I recently logged into Facebook to find that a coworker from the past had added me to a private group for a “party” where she offered to sell me fancy clothes that aren’t my style.
The ads that began flooding my feed were wedged in a constant barrage of selfies from an old friend, smiling and holding up a post-workout protein shake that she was selling. More and more of my friends were working with multi-level marketing companies to earn an extra buck.
These multi-level marketing companies (MLMs) have turned everyone around me into business owners trying to sell expensive wares in order to make a meager amount of money (if anything) while the parent companies make bank.
If you’ve got friends on Facebook — or even in “real life” — chances are that you’ve been approached by someone trying to sell you these overpriced items. Maybe they’ve even tried to get you to sign up as a “coach” or a “consultant” under them so that you can buy their products for cheaper or even sell them yourself.
I have a lot of good memories with these friends. So it’s tough to say no — which is exactly what these multi-level marketing companies bank on.
How to Say No to Multi-Level Marketing
So what’s the best way to say no to MLM invitations without ruining relationships? I decided to ask some of my more money-savvy friends to see what advice they had.
The Soft Approach
Although the constant sales pitches may make you want to scream, it’s often better to take a gentle approach. Nick True of Mapped Out Money suggests that you honestly listen to your friends' sales pitches first before declining. “If you immediately say no, they will keep harassing you and insisting you just need to hear them out,” he says.
“So hear them out, and then politely decline and cite a few very specific reasons,” True adds. “Then remind them that you've listened and hope it works out for them, but it's just not for you.”
But what about all those annoying ads and selfies sneaking into your feed? Jason Butler of the Butler Journal has a genius solution:
“I've had people that I've had to unfriend or unfollow their posts. It's annoying seeing that stuff all day.”
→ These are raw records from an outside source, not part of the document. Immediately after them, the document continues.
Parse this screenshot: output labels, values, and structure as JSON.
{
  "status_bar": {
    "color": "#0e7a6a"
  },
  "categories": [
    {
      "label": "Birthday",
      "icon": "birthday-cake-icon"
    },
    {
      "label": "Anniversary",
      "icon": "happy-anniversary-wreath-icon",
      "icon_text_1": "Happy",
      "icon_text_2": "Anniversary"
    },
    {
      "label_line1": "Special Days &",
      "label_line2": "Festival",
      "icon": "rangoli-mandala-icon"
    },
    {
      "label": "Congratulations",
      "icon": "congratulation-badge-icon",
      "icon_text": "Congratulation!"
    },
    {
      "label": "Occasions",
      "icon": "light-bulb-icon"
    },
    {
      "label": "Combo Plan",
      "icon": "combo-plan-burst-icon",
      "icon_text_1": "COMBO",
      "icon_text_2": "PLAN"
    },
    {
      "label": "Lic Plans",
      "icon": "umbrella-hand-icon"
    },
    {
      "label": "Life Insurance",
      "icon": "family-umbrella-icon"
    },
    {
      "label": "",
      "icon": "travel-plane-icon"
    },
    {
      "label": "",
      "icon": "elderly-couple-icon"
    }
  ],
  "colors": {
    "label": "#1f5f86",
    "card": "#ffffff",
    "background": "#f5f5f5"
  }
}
By unfollowing them, you still remain friends, but you’ll stop seeing their posts in your feed. The best part? They’ll have no idea that you’ve done it.
Emily Lima Burke of Burke Does recommends early action. “I just make it known to my friends — MLM-selling or not — that I live my life on a budget,” she says. “They see me turn down the opportunity to go out to dinner, so they're not shocked and don't take it personally when I do it to their MLM party.”
Sometimes, softening the blow of bad news can also help. Sylvia Inks runs SMI Financial Coaching and flat-out tells friends that she doesn’t support the MLM business model.
However, she follows up by offering to refer other interested people to them. “I say if I found someone who didn't share my same opinions and really wanted to buy the product, I would be happy to refer the person to her.”
The Hardline Approach
Some people just need to be told “no” right from the get-go. John Rampton of the financial company Due says that you should “just be honest with them and tell them you're not interested in joining an MLM. I've found that being upfront (before they even drag you into their hour-long meeting) is the best way. Nip it in the bud before it starts.”
Lauren Greutman had been a high-level seller in a multi-level marketing company before realizing the dangers that they pose. (One night, she racked up $12,000 in credit card debt to reach a company goal!)
Now she just tells people, “I have a boundary where I do not attend or purchase from direct-sales companies. I am an overspender, and it is a boundary of mine that I cannot cross.”
Another strategy to say no to MLM invitations is to listen to the sales pitch before giving completely honest feedback. “If my friends join a company that sells something, I usually try it out if it's in the realm of something I'd use,” says Crystal Stemberger of Budgeting in the Fun Stuff.
“But then I'm completely honest with my feedback,” Stemberger adds. “This has meant that my friends only even tell me they are selling something if they're 90 percent sure I'd like it.”
Don’t be Afraid Losing Friends
You don’t have to be rude, but telling a good friend “no” can still be scary. Don’t worry about it too much, though.
If your friend is willing to break off your relationship because you don't want to purchase a high-priced energy drink, chances are that they've already stopped thinking of you as a friend — you’re just a dollar sign to them. True friendships are strong enough to withstand hardships — multi-level marketing included.